Cinque domande sul redditometro
Bisogna conservare gli scontrini? Cosa fa scattare il redditometro? E altri dubbi a cui oggi risponde La Stampa
Oggi La Stampa ha scritto un’agile guida con le domande più diffuse sul nuovo redditometro: bisogna conservare gli scontrini? Cosa fa scattare il redditometro? Il redditest è veramente anonimo? Quali sono le differenze tra nord e sud? Come si fa a dimostrare di avere ragione in caso di accertamento?
È necessario conservare tutti gli scontrini?
È la domanda più gettonata. Ma sposta la questione su un piano poco corretto. «Non ha molto senso chiedersi dove siano finiti gli scontrini del 2009» spiega dal suo studio a Udine Claudio Siciliotti, ex presidente del Consiglio nazionale dei commercialisti «piuttosto considererei le maggiori entrate, è un consiglio più ragionevole degli scontrini. Meglio documentare quel che entra, che quel che si spende». C’è poi un ulteriore aspetto: il contribuente che non è un professionista o un imprenditore, magari non conserva tutti gli anni i pezzi di carta che dimostrino le sue entrate. «È un problema serio per il cliente medio dimostrare la sua capacità di spesa reale» Nicola Cavalluzzo, commercialista a Milano «lo sfasamento temporale non aiuta. Per il fisco è facile perché è tutto memorizzato nelle banche dati».Cosa fa scattare il redditometro?
«Sono le spese non routinarie, il famoso viaggio che ci si concede con tutta la famiglia magari spendendo 10 mila euro ma ogni 4 anni – chiarisce Cavalluzzo – e che poi non è detto che si sia in grado di dimostrarlo, perché non è che tutti gli anni teniamo a mente le spese eccezionali. Quello che vedo dai clienti dello studio è il terrore delle persone: prima ancora di sostenere la spesa si preoccupano di dimostrare la capacità. Questo porterà una frenata dei consumi ed è una cosa assurda». Prosegue Zizza: «Si preoccupa di più il contribuente onesto, quello che dichiara tutto e viene a fare dei conteggi prima di comprare una macchina o un bene durevole.

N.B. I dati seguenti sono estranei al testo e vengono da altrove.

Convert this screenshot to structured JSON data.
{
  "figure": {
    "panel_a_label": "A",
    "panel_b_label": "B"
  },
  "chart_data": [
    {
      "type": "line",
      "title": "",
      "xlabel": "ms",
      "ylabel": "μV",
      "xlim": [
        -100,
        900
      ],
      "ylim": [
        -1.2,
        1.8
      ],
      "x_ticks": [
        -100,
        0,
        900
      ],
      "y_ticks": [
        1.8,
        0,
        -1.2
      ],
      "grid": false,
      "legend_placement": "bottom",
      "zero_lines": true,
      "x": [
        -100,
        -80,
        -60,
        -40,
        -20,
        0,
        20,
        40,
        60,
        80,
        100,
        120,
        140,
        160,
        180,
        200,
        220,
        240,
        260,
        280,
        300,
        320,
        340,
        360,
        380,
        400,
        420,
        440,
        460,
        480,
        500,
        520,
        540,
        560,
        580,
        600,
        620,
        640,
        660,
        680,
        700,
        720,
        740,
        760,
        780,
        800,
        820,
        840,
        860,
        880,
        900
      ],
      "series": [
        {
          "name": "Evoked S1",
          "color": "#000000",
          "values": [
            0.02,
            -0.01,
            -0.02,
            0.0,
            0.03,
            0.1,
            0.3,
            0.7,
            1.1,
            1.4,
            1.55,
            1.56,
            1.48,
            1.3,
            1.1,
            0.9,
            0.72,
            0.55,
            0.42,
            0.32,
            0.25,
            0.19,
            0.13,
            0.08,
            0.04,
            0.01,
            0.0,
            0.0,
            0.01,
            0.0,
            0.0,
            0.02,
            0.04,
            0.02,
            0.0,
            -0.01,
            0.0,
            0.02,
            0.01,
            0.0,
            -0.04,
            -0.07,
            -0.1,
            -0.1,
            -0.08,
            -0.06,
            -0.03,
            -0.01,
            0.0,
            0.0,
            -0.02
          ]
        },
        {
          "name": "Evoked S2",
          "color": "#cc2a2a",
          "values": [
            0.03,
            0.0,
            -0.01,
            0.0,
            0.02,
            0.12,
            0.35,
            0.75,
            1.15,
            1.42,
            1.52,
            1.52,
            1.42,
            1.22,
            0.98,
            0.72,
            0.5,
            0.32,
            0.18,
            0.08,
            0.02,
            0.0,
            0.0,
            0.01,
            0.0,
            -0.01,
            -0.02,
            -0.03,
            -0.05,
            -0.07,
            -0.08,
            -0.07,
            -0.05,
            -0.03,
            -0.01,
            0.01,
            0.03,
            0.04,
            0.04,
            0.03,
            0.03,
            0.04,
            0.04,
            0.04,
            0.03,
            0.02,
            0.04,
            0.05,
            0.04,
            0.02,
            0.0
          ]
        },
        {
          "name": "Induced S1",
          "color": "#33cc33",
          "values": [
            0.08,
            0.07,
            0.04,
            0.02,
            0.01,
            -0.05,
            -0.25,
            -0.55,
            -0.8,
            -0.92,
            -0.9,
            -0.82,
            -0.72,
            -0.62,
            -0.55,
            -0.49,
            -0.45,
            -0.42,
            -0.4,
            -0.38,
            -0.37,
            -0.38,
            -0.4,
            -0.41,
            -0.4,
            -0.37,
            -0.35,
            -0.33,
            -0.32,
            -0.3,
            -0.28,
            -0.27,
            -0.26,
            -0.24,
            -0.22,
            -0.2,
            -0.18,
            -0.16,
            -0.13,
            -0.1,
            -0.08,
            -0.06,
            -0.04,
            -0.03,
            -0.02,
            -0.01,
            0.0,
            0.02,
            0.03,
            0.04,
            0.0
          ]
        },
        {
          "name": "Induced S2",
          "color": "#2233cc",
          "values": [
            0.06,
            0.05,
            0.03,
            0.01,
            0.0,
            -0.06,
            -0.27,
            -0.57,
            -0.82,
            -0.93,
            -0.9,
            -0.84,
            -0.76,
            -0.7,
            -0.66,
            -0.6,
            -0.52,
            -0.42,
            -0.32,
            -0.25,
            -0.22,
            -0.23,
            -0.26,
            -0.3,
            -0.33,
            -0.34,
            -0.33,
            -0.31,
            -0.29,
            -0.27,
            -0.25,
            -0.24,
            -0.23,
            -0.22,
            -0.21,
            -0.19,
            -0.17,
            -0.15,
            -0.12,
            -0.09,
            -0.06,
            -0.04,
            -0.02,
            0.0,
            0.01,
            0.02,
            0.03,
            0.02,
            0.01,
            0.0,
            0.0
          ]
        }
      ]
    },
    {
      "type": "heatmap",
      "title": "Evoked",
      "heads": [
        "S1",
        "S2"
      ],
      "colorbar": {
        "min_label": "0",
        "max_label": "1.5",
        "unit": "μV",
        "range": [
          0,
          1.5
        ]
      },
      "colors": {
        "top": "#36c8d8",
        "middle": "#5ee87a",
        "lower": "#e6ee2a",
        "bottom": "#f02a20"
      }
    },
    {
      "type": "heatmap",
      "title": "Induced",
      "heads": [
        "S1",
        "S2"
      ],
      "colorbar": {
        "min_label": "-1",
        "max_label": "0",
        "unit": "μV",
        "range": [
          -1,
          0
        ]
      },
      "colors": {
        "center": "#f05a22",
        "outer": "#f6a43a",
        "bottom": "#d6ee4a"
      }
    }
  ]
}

Gli elusori incalliti continuano a sfuggire. È il caso un avvocato di cui mi ha raccontato un collega che dichiarava 15 mila euro l’anno e con il vecchio redditometro è stato beccato, sfiorando il penale, con 250 mila euro sul conto e assegni per parcelle fino a 80 mila euro. Si preoccupava di vendere e spogliarsi di tutto. Ben venga il redditometro in casi come questo».